Dienstag, 4. April 2023

Besuch in der Blauen Zone

 Karin

 

Alljährlich reiste Gerlinde mit ihrem Mann in die geliebte Provence. Sie waren jedes Mal aufs Neue entzückt von den blauen Lavendelfeldern.

Bei einer bestimmten Lichteinstrahlung leuchtete der Lavendel rot-blau. Der Duft versetzte beide in einen beseelten Rauschzustand.

Stets reiste das Paar mit einem minimalistischen Gepäck. In diesem Jahr schlugen sie ihr Zwei-Personen-Zelt in dunkelblauer Nacht zwischen mannshohen Sonnenblumen auf.

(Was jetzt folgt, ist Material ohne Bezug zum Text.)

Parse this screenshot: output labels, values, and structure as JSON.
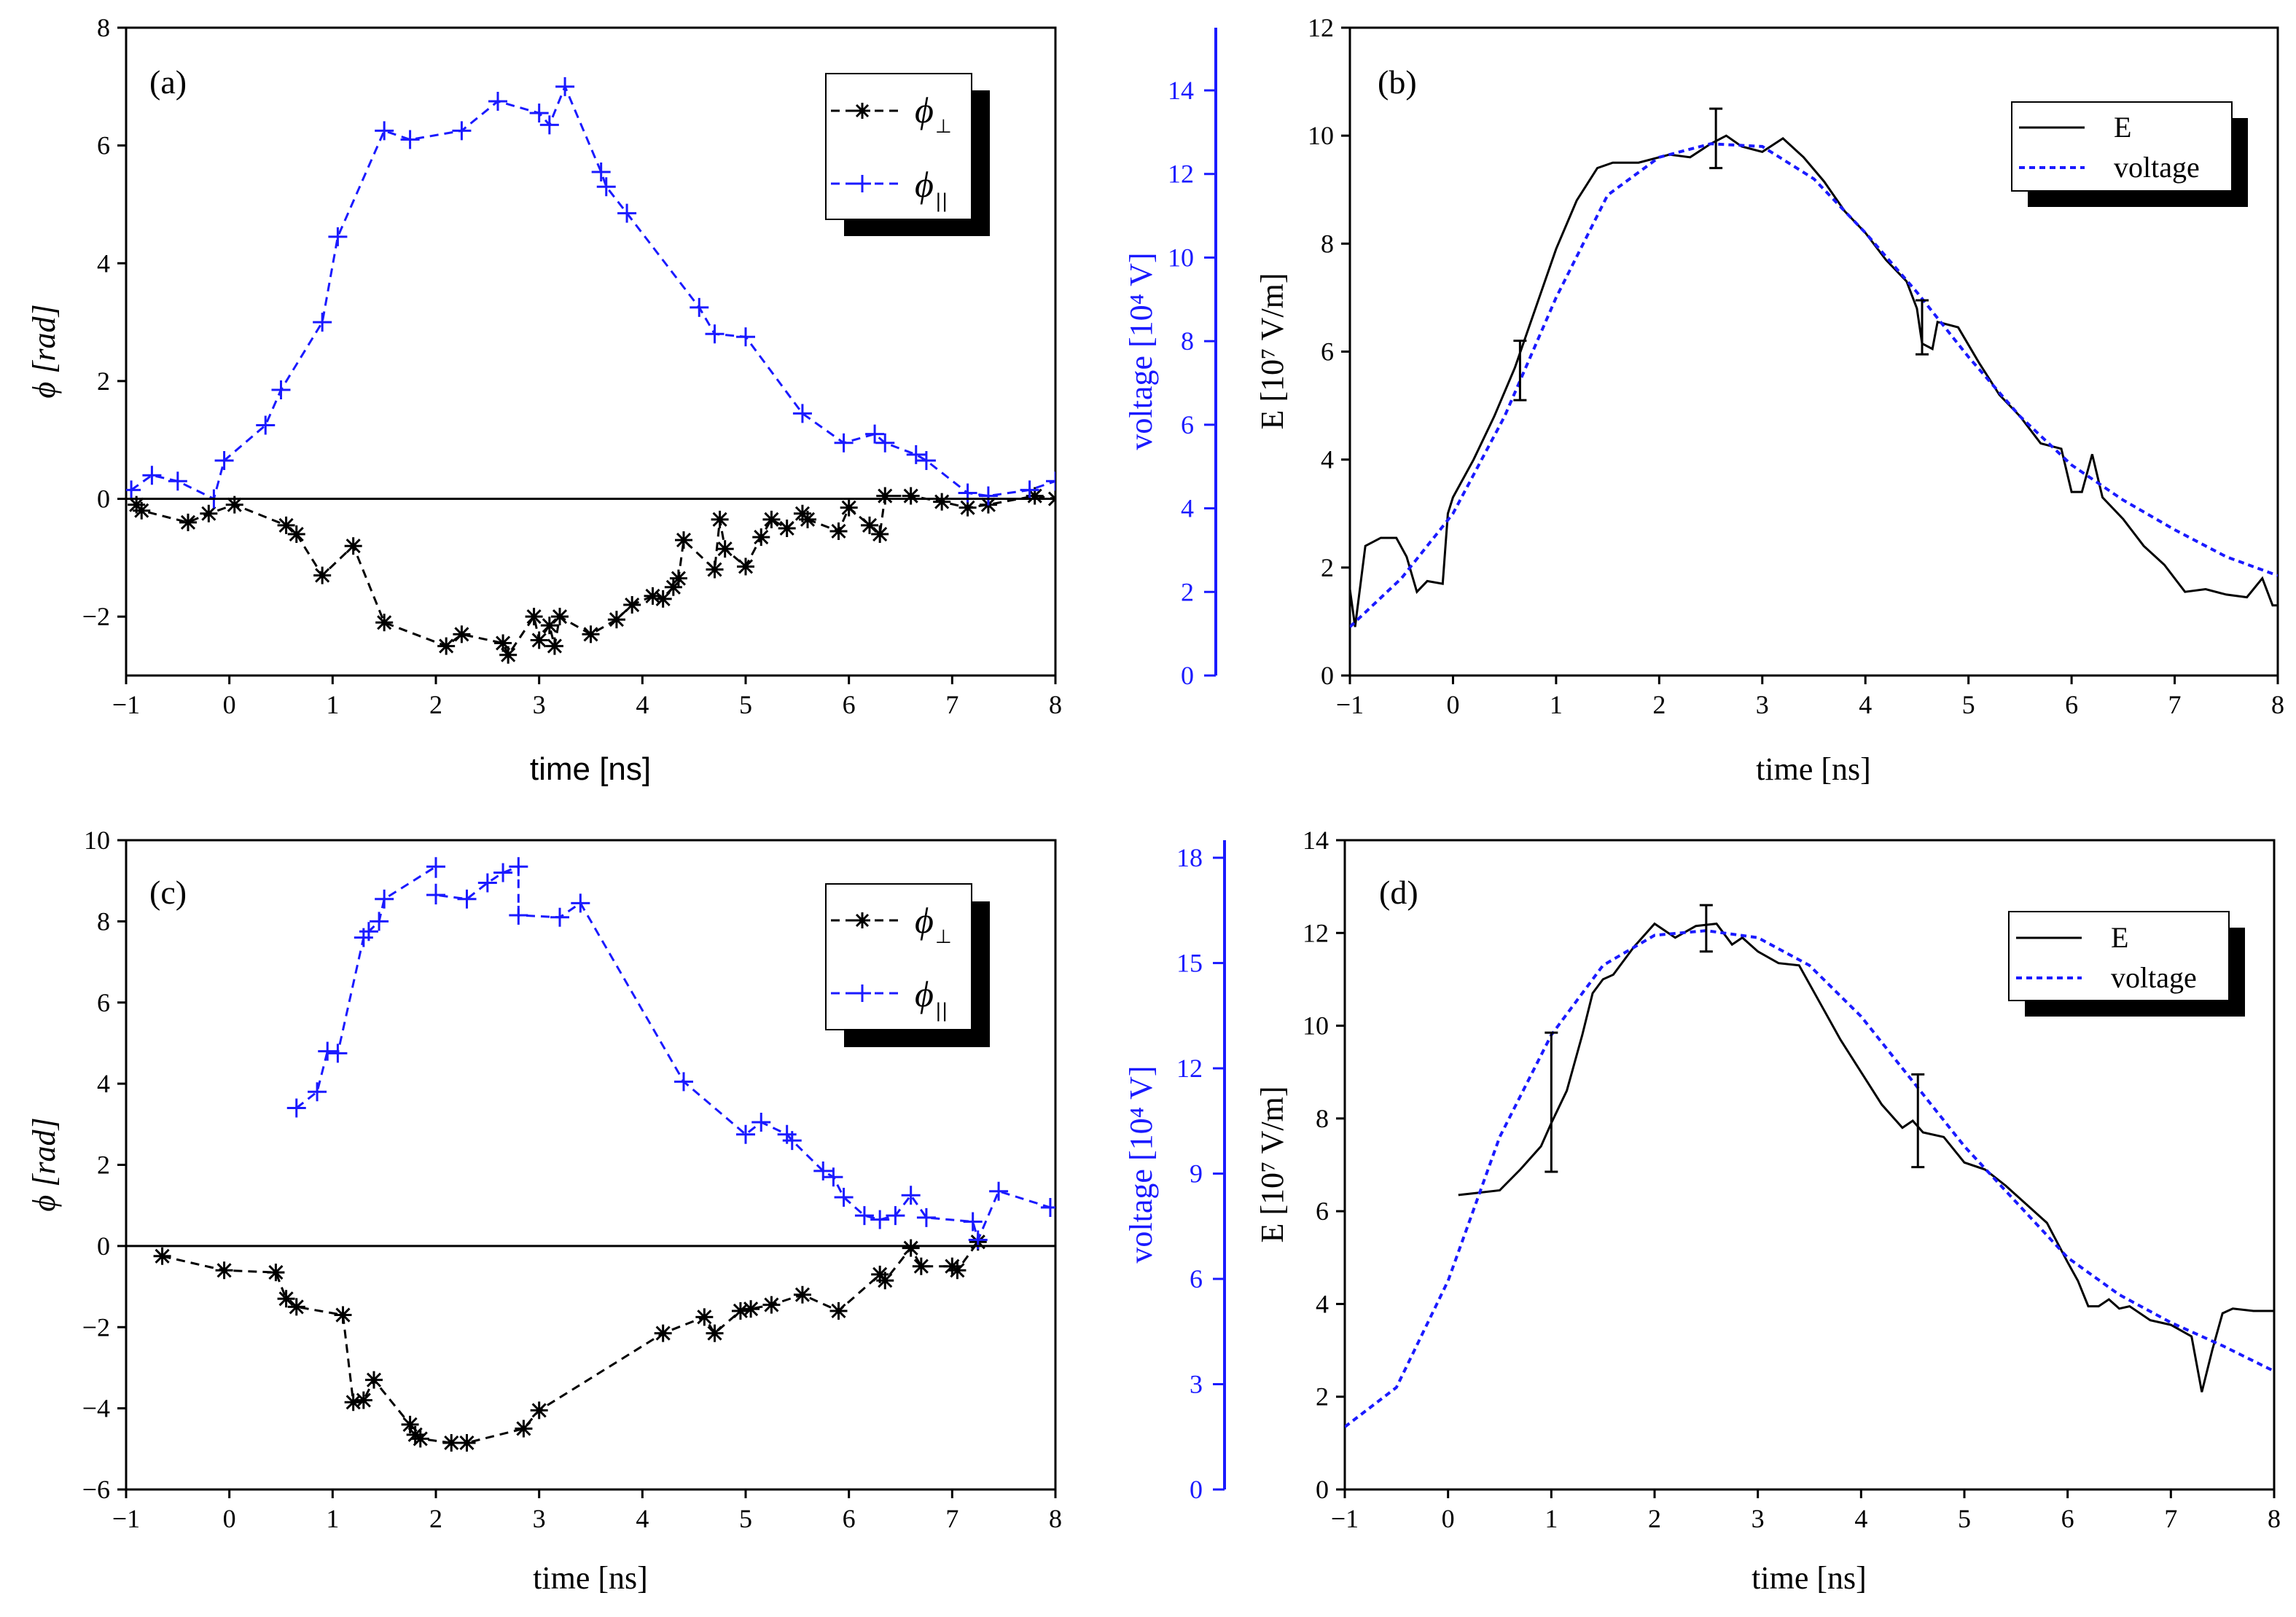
{
  "colors": {
    "black": "#000000",
    "blue": "#1a1aff"
  },
  "chart_data": [
    {
      "id": "a",
      "type": "scatter",
      "panel_label": "(a)",
      "xlabel": "time [ns]",
      "ylabel": "ϕ [rad]",
      "xlim": [
        -1,
        8
      ],
      "ylim": [
        -3,
        8
      ],
      "xticks": [
        -1,
        0,
        1,
        2,
        3,
        4,
        5,
        6,
        7,
        8
      ],
      "yticks": [
        -2,
        0,
        2,
        4,
        6,
        8
      ],
      "xtick_labels": [
        "−1",
        "0",
        "1",
        "2",
        "3",
        "4",
        "5",
        "6",
        "7",
        "8"
      ],
      "ytick_labels": [
        "−2",
        "0",
        "2",
        "4",
        "6",
        "8"
      ],
      "y2label": "voltage [10⁴ V]",
      "y2lim": [
        0,
        15.5
      ],
      "y2ticks": [
        0,
        2,
        4,
        6,
        8,
        10,
        12,
        14
      ],
      "y2tick_labels": [
        "0",
        "2",
        "4",
        "6",
        "8",
        "10",
        "12",
        "14"
      ],
      "legend": [
        {
          "symbol": "ϕ",
          "sub": "⊥",
          "marker": "star",
          "color": "#000000"
        },
        {
          "symbol": "ϕ",
          "sub": "||",
          "marker": "plus",
          "color": "#1a1aff"
        }
      ],
      "series": [
        {
          "name": "phi_perp",
          "color": "#000000",
          "marker": "star",
          "x": [
            -0.9,
            -0.85,
            -0.4,
            -0.2,
            0.05,
            0.55,
            0.65,
            0.9,
            1.2,
            1.5,
            2.1,
            2.25,
            2.65,
            2.7,
            2.95,
            3.0,
            3.1,
            3.15,
            3.2,
            3.5,
            3.75,
            3.9,
            4.1,
            4.2,
            4.3,
            4.35,
            4.4,
            4.7,
            4.75,
            4.8,
            5.0,
            5.15,
            5.25,
            5.4,
            5.55,
            5.6,
            5.9,
            6.0,
            6.2,
            6.3,
            6.35,
            6.6,
            6.9,
            7.15,
            7.35,
            7.8,
            8.0
          ],
          "y": [
            -0.1,
            -0.2,
            -0.4,
            -0.25,
            -0.1,
            -0.45,
            -0.6,
            -1.3,
            -0.8,
            -2.1,
            -2.5,
            -2.3,
            -2.45,
            -2.65,
            -2.0,
            -2.4,
            -2.15,
            -2.5,
            -2.0,
            -2.3,
            -2.05,
            -1.8,
            -1.65,
            -1.7,
            -1.5,
            -1.35,
            -0.7,
            -1.2,
            -0.35,
            -0.85,
            -1.15,
            -0.65,
            -0.35,
            -0.5,
            -0.25,
            -0.35,
            -0.55,
            -0.15,
            -0.45,
            -0.6,
            0.05,
            0.05,
            -0.05,
            -0.15,
            -0.1,
            0.05,
            0.0
          ]
        },
        {
          "name": "phi_par",
          "color": "#1a1aff",
          "marker": "plus",
          "x": [
            -0.95,
            -0.75,
            -0.5,
            -0.15,
            -0.05,
            0.35,
            0.5,
            0.9,
            1.05,
            1.5,
            1.75,
            2.25,
            2.6,
            3.0,
            3.1,
            3.25,
            3.6,
            3.65,
            3.85,
            4.55,
            4.7,
            5.0,
            5.55,
            5.95,
            6.25,
            6.35,
            6.65,
            6.75,
            7.15,
            7.35,
            7.75,
            8.0
          ],
          "y": [
            0.15,
            0.4,
            0.3,
            0.0,
            0.65,
            1.25,
            1.85,
            3.0,
            4.45,
            6.25,
            6.1,
            6.25,
            6.75,
            6.55,
            6.35,
            7.0,
            5.55,
            5.3,
            4.85,
            3.25,
            2.8,
            2.75,
            1.45,
            0.95,
            1.1,
            0.95,
            0.75,
            0.65,
            0.1,
            0.05,
            0.15,
            0.3
          ]
        },
        {
          "name": "zero_line",
          "color": "#000000",
          "x": [
            -1,
            8
          ],
          "y": [
            0,
            0
          ]
        }
      ]
    },
    {
      "id": "b",
      "type": "line",
      "panel_label": "(b)",
      "xlabel": "time [ns]",
      "ylabel": "E [10⁷ V/m]",
      "xlim": [
        -1,
        8
      ],
      "ylim": [
        0,
        12
      ],
      "xticks": [
        -1,
        0,
        1,
        2,
        3,
        4,
        5,
        6,
        7,
        8
      ],
      "yticks": [
        0,
        2,
        4,
        6,
        8,
        10,
        12
      ],
      "xtick_labels": [
        "−1",
        "0",
        "1",
        "2",
        "3",
        "4",
        "5",
        "6",
        "7",
        "8"
      ],
      "ytick_labels": [
        "0",
        "2",
        "4",
        "6",
        "8",
        "10",
        "12"
      ],
      "legend": [
        {
          "label": "E",
          "style": "solid",
          "color": "#000000"
        },
        {
          "label": "voltage",
          "style": "dotted",
          "color": "#1a1aff"
        }
      ],
      "series": [
        {
          "name": "E",
          "color": "#000000",
          "style": "solid",
          "x": [
            -1.0,
            -0.95,
            -0.85,
            -0.7,
            -0.55,
            -0.45,
            -0.35,
            -0.25,
            -0.1,
            -0.05,
            0.0,
            0.2,
            0.4,
            0.6,
            0.8,
            1.0,
            1.2,
            1.4,
            1.55,
            1.8,
            2.1,
            2.3,
            2.5,
            2.65,
            2.8,
            3.0,
            3.2,
            3.4,
            3.6,
            3.8,
            4.0,
            4.2,
            4.4,
            4.5,
            4.55,
            4.65,
            4.7,
            4.9,
            5.1,
            5.3,
            5.5,
            5.7,
            5.9,
            6.0,
            6.1,
            6.2,
            6.3,
            6.5,
            6.7,
            6.9,
            7.1,
            7.3,
            7.5,
            7.7,
            7.85,
            7.95,
            8.0
          ],
          "y": [
            1.6,
            0.9,
            2.4,
            2.55,
            2.55,
            2.2,
            1.55,
            1.75,
            1.7,
            3.0,
            3.3,
            4.0,
            4.8,
            5.7,
            6.8,
            7.9,
            8.8,
            9.4,
            9.5,
            9.5,
            9.65,
            9.6,
            9.85,
            10.0,
            9.8,
            9.7,
            9.95,
            9.6,
            9.15,
            8.6,
            8.2,
            7.7,
            7.3,
            6.8,
            6.15,
            6.05,
            6.55,
            6.45,
            5.8,
            5.2,
            4.8,
            4.3,
            4.2,
            3.4,
            3.4,
            4.1,
            3.3,
            2.9,
            2.4,
            2.05,
            1.55,
            1.6,
            1.5,
            1.45,
            1.8,
            1.3,
            1.3
          ]
        },
        {
          "name": "voltage",
          "color": "#1a1aff",
          "style": "dotted",
          "x": [
            -1.0,
            -0.5,
            0.0,
            0.5,
            1.0,
            1.5,
            2.0,
            2.5,
            3.0,
            3.5,
            4.0,
            4.5,
            5.0,
            5.5,
            6.0,
            6.5,
            7.0,
            7.5,
            8.0
          ],
          "y": [
            0.9,
            1.8,
            3.0,
            4.8,
            7.0,
            8.9,
            9.6,
            9.85,
            9.8,
            9.2,
            8.2,
            7.1,
            5.9,
            4.8,
            3.9,
            3.25,
            2.7,
            2.2,
            1.85
          ]
        }
      ],
      "error_bars": [
        {
          "x": 0.65,
          "y": 5.65,
          "low": 5.1,
          "high": 6.2
        },
        {
          "x": 2.55,
          "y": 9.95,
          "low": 9.4,
          "high": 10.5
        },
        {
          "x": 4.55,
          "y": 6.45,
          "low": 5.95,
          "high": 6.95
        }
      ]
    },
    {
      "id": "c",
      "type": "scatter",
      "panel_label": "(c)",
      "xlabel": "time [ns]",
      "ylabel": "ϕ [rad]",
      "xlim": [
        -1,
        8
      ],
      "ylim": [
        -6,
        10
      ],
      "xticks": [
        -1,
        0,
        1,
        2,
        3,
        4,
        5,
        6,
        7,
        8
      ],
      "yticks": [
        -6,
        -4,
        -2,
        0,
        2,
        4,
        6,
        8,
        10
      ],
      "xtick_labels": [
        "−1",
        "0",
        "1",
        "2",
        "3",
        "4",
        "5",
        "6",
        "7",
        "8"
      ],
      "ytick_labels": [
        "−6",
        "−4",
        "−2",
        "0",
        "2",
        "4",
        "6",
        "8",
        "10"
      ],
      "y2label": "voltage [10⁴ V]",
      "y2lim": [
        0,
        18.5
      ],
      "y2ticks": [
        0,
        3,
        6,
        9,
        12,
        15,
        18
      ],
      "y2tick_labels": [
        "0",
        "3",
        "6",
        "9",
        "12",
        "15",
        "18"
      ],
      "legend": [
        {
          "symbol": "ϕ",
          "sub": "⊥",
          "marker": "star",
          "color": "#000000"
        },
        {
          "symbol": "ϕ",
          "sub": "||",
          "marker": "plus",
          "color": "#1a1aff"
        }
      ],
      "series": [
        {
          "name": "phi_perp",
          "color": "#000000",
          "marker": "star",
          "x": [
            -0.65,
            -0.05,
            0.45,
            0.55,
            0.65,
            1.1,
            1.2,
            1.3,
            1.4,
            1.75,
            1.8,
            1.85,
            2.15,
            2.3,
            2.85,
            3.0,
            4.2,
            4.6,
            4.7,
            4.95,
            5.05,
            5.25,
            5.55,
            5.9,
            6.3,
            6.35,
            6.6,
            6.7,
            7.0,
            7.05,
            7.25
          ],
          "y": [
            -0.25,
            -0.6,
            -0.65,
            -1.3,
            -1.5,
            -1.7,
            -3.85,
            -3.8,
            -3.3,
            -4.4,
            -4.65,
            -4.75,
            -4.85,
            -4.85,
            -4.5,
            -4.05,
            -2.15,
            -1.75,
            -2.15,
            -1.6,
            -1.55,
            -1.45,
            -1.2,
            -1.6,
            -0.7,
            -0.85,
            -0.05,
            -0.5,
            -0.5,
            -0.6,
            0.1
          ]
        },
        {
          "name": "phi_par",
          "color": "#1a1aff",
          "marker": "plus",
          "x": [
            0.65,
            0.85,
            0.95,
            1.05,
            1.3,
            1.35,
            1.45,
            1.5,
            2.0,
            2.0,
            2.3,
            2.5,
            2.65,
            2.8,
            2.8,
            3.2,
            3.4,
            4.4,
            5.0,
            5.15,
            5.4,
            5.45,
            5.75,
            5.85,
            5.95,
            6.15,
            6.3,
            6.45,
            6.6,
            6.75,
            7.2,
            7.25,
            7.45,
            7.95
          ],
          "y": [
            3.4,
            3.8,
            4.8,
            4.75,
            7.6,
            7.75,
            8.0,
            8.55,
            9.35,
            8.65,
            8.55,
            8.95,
            9.2,
            9.35,
            8.15,
            8.1,
            8.45,
            4.05,
            2.75,
            3.05,
            2.75,
            2.6,
            1.85,
            1.7,
            1.2,
            0.75,
            0.65,
            0.75,
            1.25,
            0.7,
            0.6,
            0.15,
            1.35,
            0.95
          ]
        },
        {
          "name": "zero_line",
          "color": "#000000",
          "x": [
            -1,
            8
          ],
          "y": [
            0,
            0
          ]
        }
      ]
    },
    {
      "id": "d",
      "type": "line",
      "panel_label": "(d)",
      "xlabel": "time [ns]",
      "ylabel": "E [10⁷ V/m]",
      "xlim": [
        -1,
        8
      ],
      "ylim": [
        0,
        14
      ],
      "xticks": [
        -1,
        0,
        1,
        2,
        3,
        4,
        5,
        6,
        7,
        8
      ],
      "yticks": [
        0,
        2,
        4,
        6,
        8,
        10,
        12,
        14
      ],
      "xtick_labels": [
        "−1",
        "0",
        "1",
        "2",
        "3",
        "4",
        "5",
        "6",
        "7",
        "8"
      ],
      "ytick_labels": [
        "0",
        "2",
        "4",
        "6",
        "8",
        "10",
        "12",
        "14"
      ],
      "legend": [
        {
          "label": "E",
          "style": "solid",
          "color": "#000000"
        },
        {
          "label": "voltage",
          "style": "dotted",
          "color": "#1a1aff"
        }
      ],
      "series": [
        {
          "name": "E",
          "color": "#000000",
          "style": "solid",
          "x": [
            0.1,
            0.3,
            0.5,
            0.7,
            0.9,
            1.0,
            1.15,
            1.3,
            1.4,
            1.5,
            1.6,
            1.8,
            2.0,
            2.2,
            2.4,
            2.6,
            2.75,
            2.85,
            3.0,
            3.2,
            3.4,
            3.6,
            3.8,
            4.0,
            4.2,
            4.4,
            4.5,
            4.6,
            4.8,
            5.0,
            5.2,
            5.4,
            5.6,
            5.8,
            6.0,
            6.1,
            6.2,
            6.3,
            6.4,
            6.5,
            6.6,
            6.8,
            7.0,
            7.2,
            7.3,
            7.4,
            7.5,
            7.6,
            7.8,
            8.0
          ],
          "y": [
            6.35,
            6.4,
            6.45,
            6.9,
            7.4,
            7.9,
            8.6,
            9.8,
            10.7,
            11.0,
            11.1,
            11.7,
            12.2,
            11.9,
            12.15,
            12.2,
            11.75,
            11.9,
            11.6,
            11.35,
            11.3,
            10.5,
            9.7,
            9.0,
            8.3,
            7.8,
            7.95,
            7.7,
            7.6,
            7.05,
            6.9,
            6.55,
            6.15,
            5.75,
            4.9,
            4.5,
            3.95,
            3.95,
            4.1,
            3.9,
            3.95,
            3.65,
            3.55,
            3.3,
            2.1,
            3.0,
            3.8,
            3.9,
            3.85,
            3.85
          ]
        },
        {
          "name": "voltage",
          "color": "#1a1aff",
          "style": "dotted",
          "x": [
            -1.0,
            -0.5,
            0.0,
            0.5,
            1.0,
            1.5,
            2.0,
            2.5,
            3.0,
            3.5,
            4.0,
            4.5,
            5.0,
            5.5,
            6.0,
            6.5,
            7.0,
            7.5,
            8.0
          ],
          "y": [
            1.35,
            2.2,
            4.5,
            7.6,
            9.8,
            11.3,
            11.95,
            12.05,
            11.9,
            11.3,
            10.2,
            8.8,
            7.4,
            6.2,
            5.0,
            4.2,
            3.6,
            3.1,
            2.55
          ]
        }
      ],
      "error_bars": [
        {
          "x": 1.0,
          "y": 8.35,
          "low": 6.85,
          "high": 9.85
        },
        {
          "x": 2.5,
          "y": 12.1,
          "low": 11.6,
          "high": 12.6
        },
        {
          "x": 4.55,
          "y": 7.95,
          "low": 6.95,
          "high": 8.95
        }
      ]
    }
  ]
}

Der Reihenabstand war ausreichend für ihr Nachtlager. und sie waren außer Sichtweite.

 

Bei der Weiterfahrt ins Blaue am nächsten Tag wurden ihre Blicke auf riesige blaue Plakate gelenkt. Die Aushänge waren zahlreich aufgestellt, nicht nur in den kleinen Ortschaften, sondern auch auf Wiesen und Feldern. Neugierig geworden stoppten sie beim nächsten Werbeplakat und lasen auch das violett-blaue Kleingedruckte. Der Text lautete:

 

Besuchen sie die Blaue Zone: Öffnungszeit von 10.00 - 22.00 Uhr,  

kostenloser Eintritt mit blauer Kleidung 

 

Unbedingt wollten Gerlinde und Otto dieses Blaue Wunder erleben. Ließen sich von den blauen Hinweisschildern leiten, kamen an Läden vorbei mit prächtigen, blauen Gewändern im Aushang. 

Ein Einkauf war unumgänglich. Gerlinde entschied sich für einen Kaftan, der mit kleinen glitzernden blauen Glasperlen bestickt war. Eine blaue turbanartige Kopfbedeckung kam hinzu.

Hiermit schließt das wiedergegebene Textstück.